In any case, just like ETFs, some shell companies will succeed, while others will not. But if bankers want to keep the "profit train" moving, they must start becoming more creative. If they simply cram crypto assets into an equity shell company, they will need to continuously innovate the content within the shell company—making it valuable and difficult to obtain through other means.

However, I believe these equity shell companies will not negatively impact the crypto assets themselves, at least not in the short term. Without debt in the capital structure, there is no forced sale mechanism. Moreover, I think we may continue to try to eliminate misunderstandings about these shell companies for a long time, just as we have done on many crypto topics.

Tokens can still serve as tools for capital formation

The recent shift from token financing to shell company equity financing can be seen as "two steps forward, one step back." But this does not mean that token sales have stopped; it is just that the related discussions have decreased.

We often say: "Tokens are the greatest capital formation and user engagement mechanism in history, capable of uniting all stakeholders and creating lifelong brand advocates and core users." The idea is simple: instead of issuing equity or debt that prevents investors from becoming users of the product and customers from benefiting from the company's growth, why not issue tokens directly to customers, thereby unifying all stakeholders at once?
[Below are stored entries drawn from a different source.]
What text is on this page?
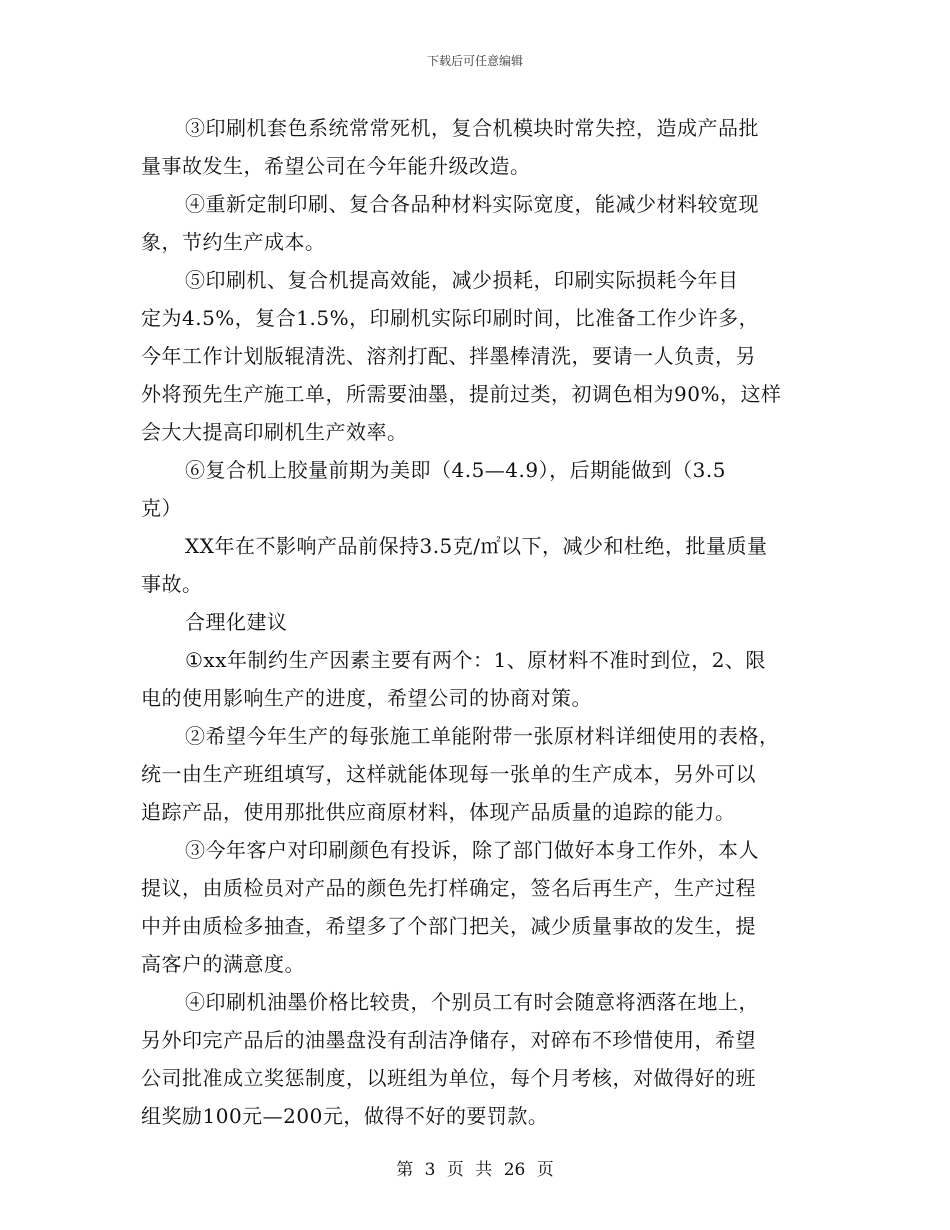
下载后可任意编辑

③印刷机套色系统常常死机，复合机模块时常失控，造成产品批

量事故发生，希望公司在今年能升级改造。

④重新定制印刷、复合各品种材料实际宽度，能减少材料较宽现

象，节约生产成本。

⑤印刷机、复合机提高效能，减少损耗，印刷实际损耗今年目

定为4.5%，复合1.5%，印刷机实际印刷时间，比准备工作少许多，

今年工作计划版辊清洗、溶剂打配、拌墨棒清洗，要请一人负责，另

外将预先生产施工单，所需要油墨，提前过类，初调色相为90%，这样

会大大提高印刷机生产效率。

⑥复合机上胶量前期为美即（4.5—4.9），后期能做到（3.5

克）

XX年在不影响产品前保持3.5克/㎡以下，减少和杜绝，批量质量

事故。

合理化建议

①xx年制约生产因素主要有两个：1、原材料不准时到位，2、限

电的使用影响生产的进度，希望公司的协商对策。

②希望今年生产的每张施工单能附带一张原材料详细使用的表格，

统一由生产班组填写，这样就能体现每一张单的生产成本，另外可以

追踪产品，使用那批供应商原材料，体现产品质量的追踪的能力。

③今年客户对印刷颜色有投诉，除了部门做好本身工作外，本人

提议，由质检员对产品的颜色先打样确定，签名后再生产，生产过程

中并由质检多抽查，希望多了个部门把关，减少质量事故的发生，提

高客户的满意度。

④印刷机油墨价格比较贵，个别员工有时会随意将洒落在地上，

另外印完产品后的油墨盘没有刮洁净储存，对碎布不珍惜使用，希望

公司批准成立奖惩制度，以班组为单位，每个月考核，对做得好的班

组奖励100元—200元，做得不好的要罚款。

第 3 页 共 26 页
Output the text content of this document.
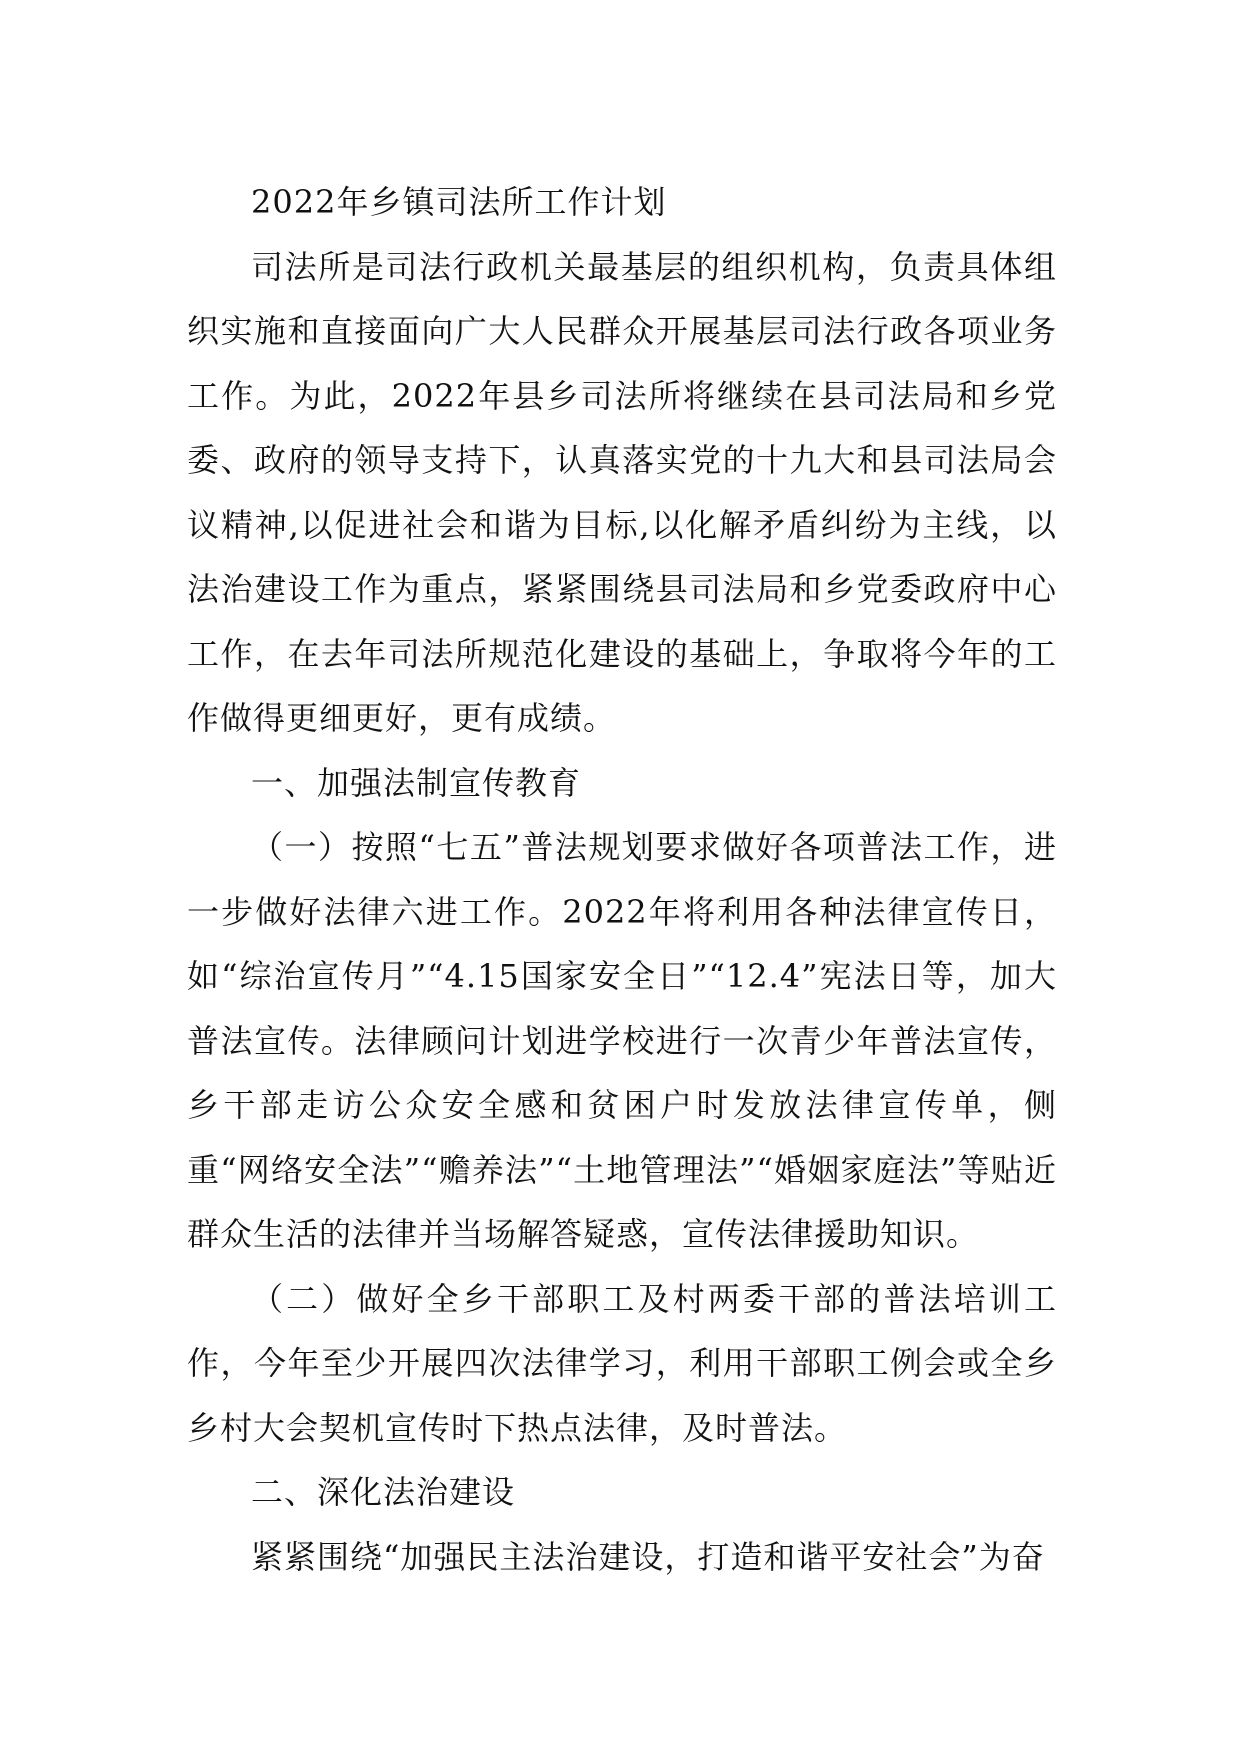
2022年乡镇司法所工作计划

司法所是司法行政机关最基层的组织机构，负责具体组织实施和直接面向广大人民群众开展基层司法行政各项业务工作。为此，2022年县乡司法所将继续在县司法局和乡党委、政府的领导支持下，认真落实党的十九大和县司法局会议精神,以促进社会和谐为目标,以化解矛盾纠纷为主线，以法治建设工作为重点，紧紧围绕县司法局和乡党委政府中心工作，在去年司法所规范化建设的基础上，争取将今年的工作做得更细更好，更有成绩。

一、加强法制宣传教育

（一）按照“七五”普法规划要求做好各项普法工作，进一步做好法律六进工作。2022年将利用各种法律宣传日，如“综治宣传月”“4.15国家安全日”“12.4”宪法日等，加大普法宣传。法律顾问计划进学校进行一次青少年普法宣传，乡干部走访公众安全感和贫困户时发放法律宣传单，侧重“网络安全法”“赡养法”“土地管理法”“婚姻家庭法”等贴近群众生活的法律并当场解答疑惑，宣传法律援助知识。

（二）做好全乡干部职工及村两委干部的普法培训工作，今年至少开展四次法律学习，利用干部职工例会或全乡乡村大会契机宣传时下热点法律，及时普法。

二、深化法治建设

紧紧围绕“加强民主法治建设，打造和谐平安社会”为奋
This was precisely the direction attempted by the ICO (Initial Coin Offering) in 2017, until U.S. regulators put a complete stop to it.

The good news is that regulatory pressure is easing, allowing some token financing to return. The bad news is that most token financing is still limited to the "pure crypto" space—namely, those crypto and blockchain-native companies that could not exist without blockchain technology. What is missing is a world where non-crypto-native companies (such as regular gyms, restaurants, and small businesses) can also start issuing tokens to finance their operations and unify stakeholders.

"Internet Capital Markets" is a term used to describe this emerging theme. This concept is not new (in fact, we have been writing about it for seven years—my first blog post about crypto involved this concept when Arca didn't even have a website). But now, this idea has finally been adopted to some extent.

Launchcoin is one of the key platforms driving the next generation of token issuance. Launchcoin (which also has its own token) supports Believe, a token issuance platform that is leading the emerging narrative of "Internet Capital Markets." On the Believe platform, tokens make their debut through bonding curves, and then move to the Meteora platform to enhance liquidity. This platform is highly attractive because many credible Web2 companies have already achieved tokenization (creating tokens) through Believe. Although direct token value accumulation has not yet been realized, its potential is immense, making Launchcoin a pioneering force in this narrative.

In other words, Launchcoin and Believe are working towards a vision where every municipality, university, small business owner, sports team, and celebrity can issue their own tokens.

We have already seen many instances where tokens can fill gaps in a company's balance sheet or be used for restructuring. For example, Bitfinex successfully raised funds through its LEO token, and Thorchain did so through its debt token. This type of token financing model is what makes the crypto industry exciting, rather than merely relying on equity shell companies.

However, both models currently coexist, and understanding the differences is crucial.